Enerji ve Tabii Kaynaklar Bakanlığı, 1991 yılında Bakanlar Kurulu Kararı ile Turizm Merkezi ilan edilen, Aybastı ilçesine 17 kilometre mesafede bulunan, 1500 metre yükseklikteki Perşembe Yaylası’nda siyanürlü altın madenciliği için sondaj yapılmasına yeşil ışık yaktı. Göz kamaştıran menderesleriyle ünlü Perşembe Yaylası’nın bitiminde de yine ünlü Çiseli Şelalesi bulunuyor. Bakanlığın yeşil ışığından sonra Ordu Valiliği de sondaj yapılmasına izin verdi.

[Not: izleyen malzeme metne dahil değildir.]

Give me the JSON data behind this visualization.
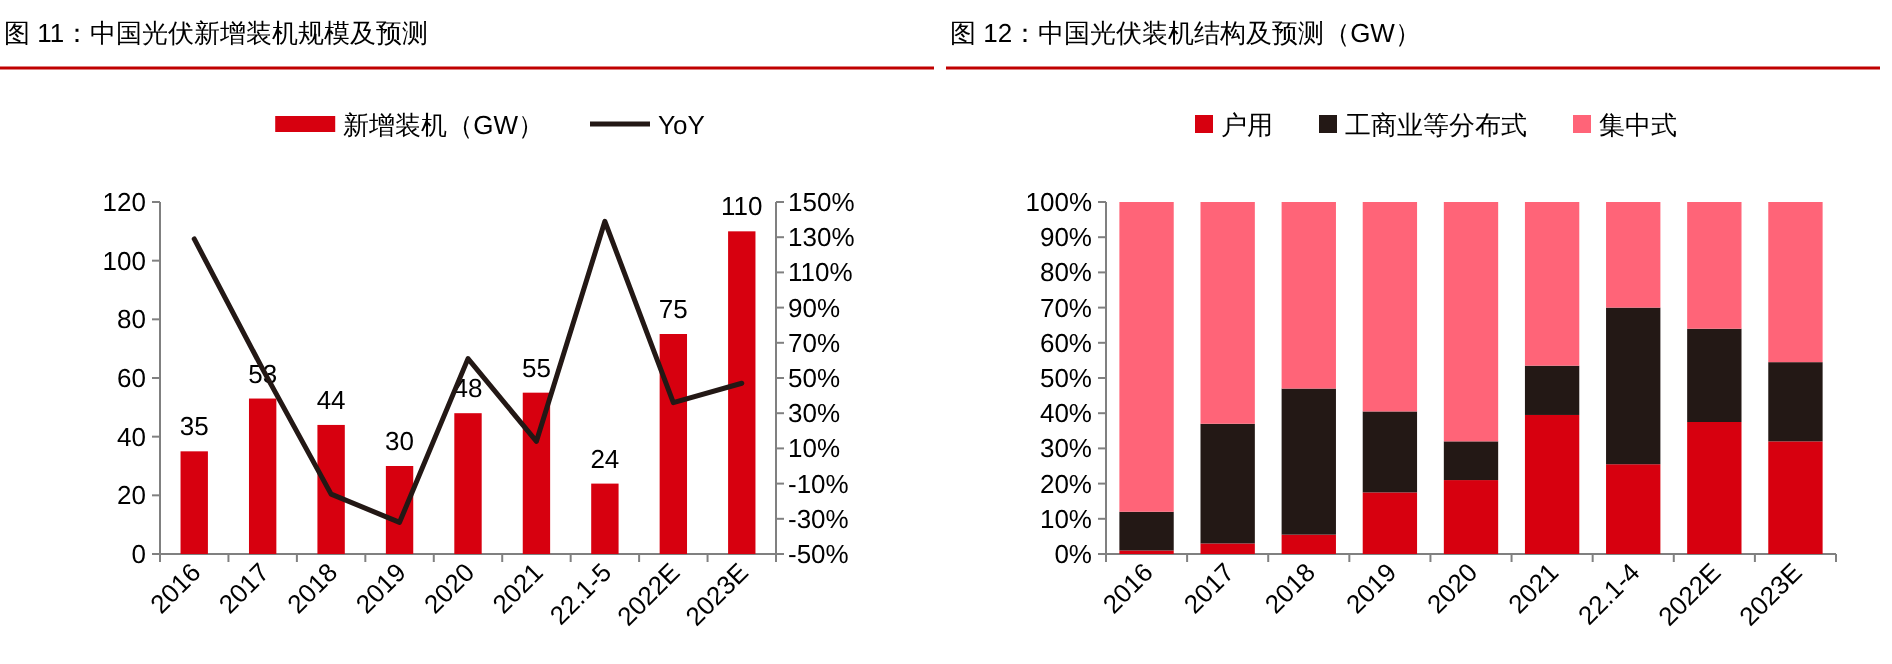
{
  "chart_data": [
    {
      "type": "bar",
      "title": "图 11：中国光伏新增装机规模及预测",
      "categories": [
        "2016",
        "2017",
        "2018",
        "2019",
        "2020",
        "2021",
        "22.1-5",
        "2022E",
        "2023E"
      ],
      "series": [
        {
          "name": "新增装机（GW）",
          "color": "#d7000f",
          "values": [
            35,
            53,
            44,
            30,
            48,
            55,
            24,
            75,
            110
          ],
          "value_labels": [
            "35",
            "53",
            "44",
            "30",
            "48",
            "55",
            "24",
            "75",
            "110"
          ]
        },
        {
          "name": "YoY",
          "type": "line",
          "axis": "y2",
          "color": "#231815",
          "values": [
            129,
            55,
            -16,
            -32,
            61,
            14,
            139,
            36,
            47
          ]
        }
      ],
      "legend": "top",
      "ylim": [
        0,
        120
      ],
      "yticks": [
        0,
        20,
        40,
        60,
        80,
        100,
        120
      ],
      "y2lim": [
        -50,
        150
      ],
      "y2ticks": [
        {
          "value": -50,
          "label": "-50%"
        },
        {
          "value": -30,
          "label": "-30%"
        },
        {
          "value": -10,
          "label": "-10%"
        },
        {
          "value": 10,
          "label": "10%"
        },
        {
          "value": 30,
          "label": "30%"
        },
        {
          "value": 50,
          "label": "50%"
        },
        {
          "value": 70,
          "label": "70%"
        },
        {
          "value": 90,
          "label": "90%"
        },
        {
          "value": 110,
          "label": "110%"
        },
        {
          "value": 130,
          "label": "130%"
        },
        {
          "value": 150,
          "label": "150%"
        }
      ]
    },
    {
      "type": "bar",
      "title": "图 12：中国光伏装机结构及预测（GW）",
      "categories": [
        "2016",
        "2017",
        "2018",
        "2019",
        "2020",
        "2021",
        "22.1-4",
        "2022E",
        "2023E"
      ],
      "stacked": true,
      "series": [
        {
          "name": "户用",
          "color": "#d7000f",
          "values": [
            1,
            3,
            5.5,
            17.5,
            21,
            39.5,
            25.5,
            37.5,
            32
          ]
        },
        {
          "name": "工商业等分布式",
          "color": "#231815",
          "values": [
            11,
            34,
            41.5,
            23,
            11,
            14,
            44.5,
            26.5,
            22.5
          ]
        },
        {
          "name": "集中式",
          "color": "#ff6478",
          "values": [
            88,
            63,
            53,
            59.5,
            68,
            46.5,
            30,
            36,
            45.5
          ]
        }
      ],
      "legend": "top",
      "ylim": [
        0,
        100
      ],
      "yticks": [
        {
          "value": 0,
          "label": "0%"
        },
        {
          "value": 10,
          "label": "10%"
        },
        {
          "value": 20,
          "label": "20%"
        },
        {
          "value": 30,
          "label": "30%"
        },
        {
          "value": 40,
          "label": "40%"
        },
        {
          "value": 50,
          "label": "50%"
        },
        {
          "value": 60,
          "label": "60%"
        },
        {
          "value": 70,
          "label": "70%"
        },
        {
          "value": 80,
          "label": "80%"
        },
        {
          "value": 90,
          "label": "90%"
        },
        {
          "value": 100,
          "label": "100%"
        }
      ]
    }
  ]
}
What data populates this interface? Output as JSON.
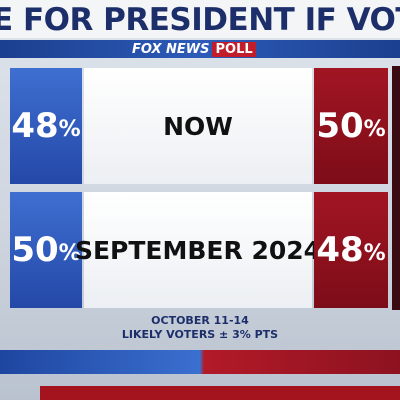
{
  "header": {
    "title": "E FOR PRESIDENT IF VOTING",
    "logo": {
      "brand": "FOX NEWS",
      "tag": "POLL"
    }
  },
  "rows": [
    {
      "left": {
        "number": "48",
        "unit": "%"
      },
      "label": "NOW",
      "right": {
        "number": "50",
        "unit": "%"
      }
    },
    {
      "left": {
        "number": "50",
        "unit": "%"
      },
      "label": "SEPTEMBER 2024",
      "right": {
        "number": "48",
        "unit": "%"
      }
    }
  ],
  "footer": {
    "date": "OCTOBER 11-14",
    "note": "LIKELY VOTERS ± 3% PTS"
  }
}
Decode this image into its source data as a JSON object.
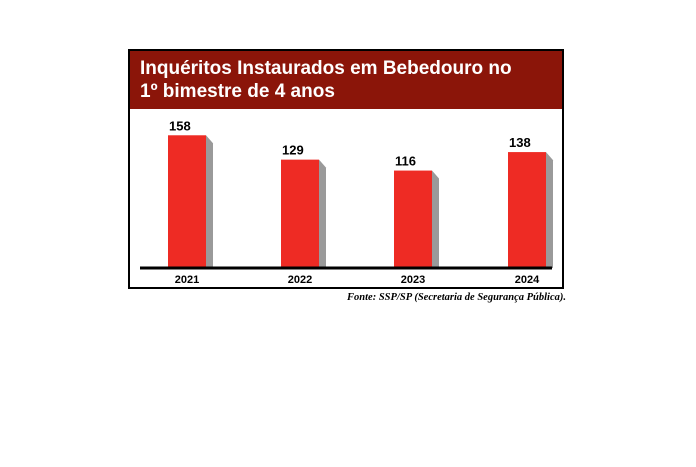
{
  "chart_data": {
    "type": "bar",
    "title_line1": "Inquéritos Instaurados em Bebedouro no",
    "title_line2": "1º bimestre de 4 anos",
    "categories": [
      "2021",
      "2022",
      "2023",
      "2024"
    ],
    "values": [
      158,
      129,
      116,
      138
    ],
    "value_labels": [
      "158",
      "129",
      "116",
      "138"
    ],
    "ylim": [
      0,
      175
    ],
    "grid": false,
    "legend": "none",
    "colors": {
      "bar": "#ee2b24",
      "bar_shadow": "#9a9a9a",
      "title_bg": "#8b1509",
      "axis": "#000000"
    }
  },
  "source": "Fonte: SSP/SP (Secretaria de Segurança Pública)."
}
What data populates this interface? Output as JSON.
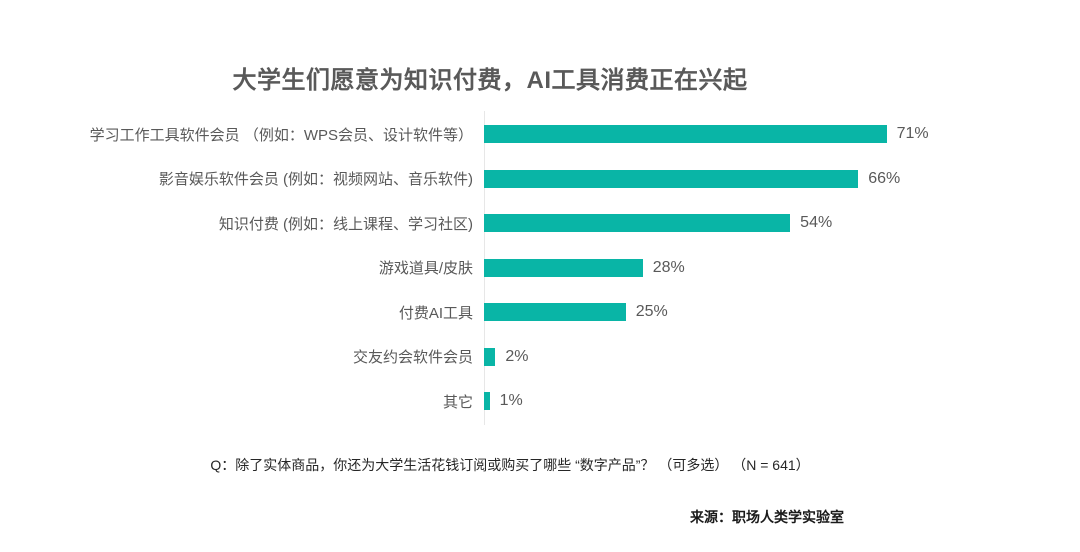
{
  "chart_data": {
    "type": "bar",
    "orientation": "horizontal",
    "title": "大学生们愿意为知识付费，AI工具消费正在兴起",
    "categories": [
      "学习工作工具软件会员 （例如：WPS会员、设计软件等）",
      "影音娱乐软件会员 (例如：视频网站、音乐软件)",
      "知识付费 (例如：线上课程、学习社区)",
      "游戏道具/皮肤",
      "付费AI工具",
      "交友约会软件会员",
      "其它"
    ],
    "values": [
      71,
      66,
      54,
      28,
      25,
      2,
      1
    ],
    "value_labels": [
      "71%",
      "66%",
      "54%",
      "28%",
      "25%",
      "2%",
      "1%"
    ],
    "xlim": [
      0,
      100
    ],
    "xlabel": "",
    "ylabel": "",
    "grid": false,
    "legend": false,
    "bar_color": "#09b5a6",
    "axis_line_color": "#e7e7e7",
    "text_color": "#595959"
  },
  "footer": {
    "question": "Q：除了实体商品，你还为大学生活花钱订阅或购买了哪些 “数字产品”？ （可多选） （N = 641）",
    "source": "来源：职场人类学实验室"
  }
}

Oda TV’den İbrahim Gündüz’ün haberine göre, Ordu’nun derin vadilerinde yetişen dünyaca ünlü fındığı, aromasını ve tadını bu yaylalardan süzülen suların, sislerin ve bulutların vadilerden aşağı süzülmesiyle kazanıyor. Bu bölgede yaylalara-meralara siyanürlü altın madeni açmak demek, aşağıdaki vadilerin ve dolayısıyla fındık bahçelerinin zehirli atıklar, hidrojen sülfür ve ağır metallerle zehirlenmesi anlamına geliyor.
Ordu’yu turizm merkezi ilan eden ve Ordu’nun her yanını Perşembe Yaylasını, mendereslerini anlatan afişlerle donatan Ordu Büyükşehir Belediye Başkanı Hilmi Güler ise böyle bir yıkım projesi ve ihalesi karşısında sessizliğini koruyor.
Altın madenciliği daha sondaj aşamasında doğaya büyük zararlar veren, ardından çok büyük çaplı orman katliamlarına imza atılan ve dağın-taşın param parça edildiği, siyanür, sülfürik asit ve nitrik asit gibi dünyanın en tehlikeli kimyasallarının kullanıldığı ve çok büyük oranlarda su kullanılan ve suları zehirleyen bir yıkım merkezi olarak biliniyor. Altın madenleri bugün dünyada nükleer reaktör atıklarıyla eşdeğer tutuluyor.
“Yeşil” Ordu’nun yüzde 74’ünü maden bölgesi ilan eden anlayış, bugün harekete geçmiş görülüyor. Fatsa’yla başlandı, Perşembe, Korgan, Aybastı, Mesudiye devam ediyor. Ardı ardına ihaleler ilan ediliyor. Çok büyük çoğunluğu altın-gümüş ve bakır madeni.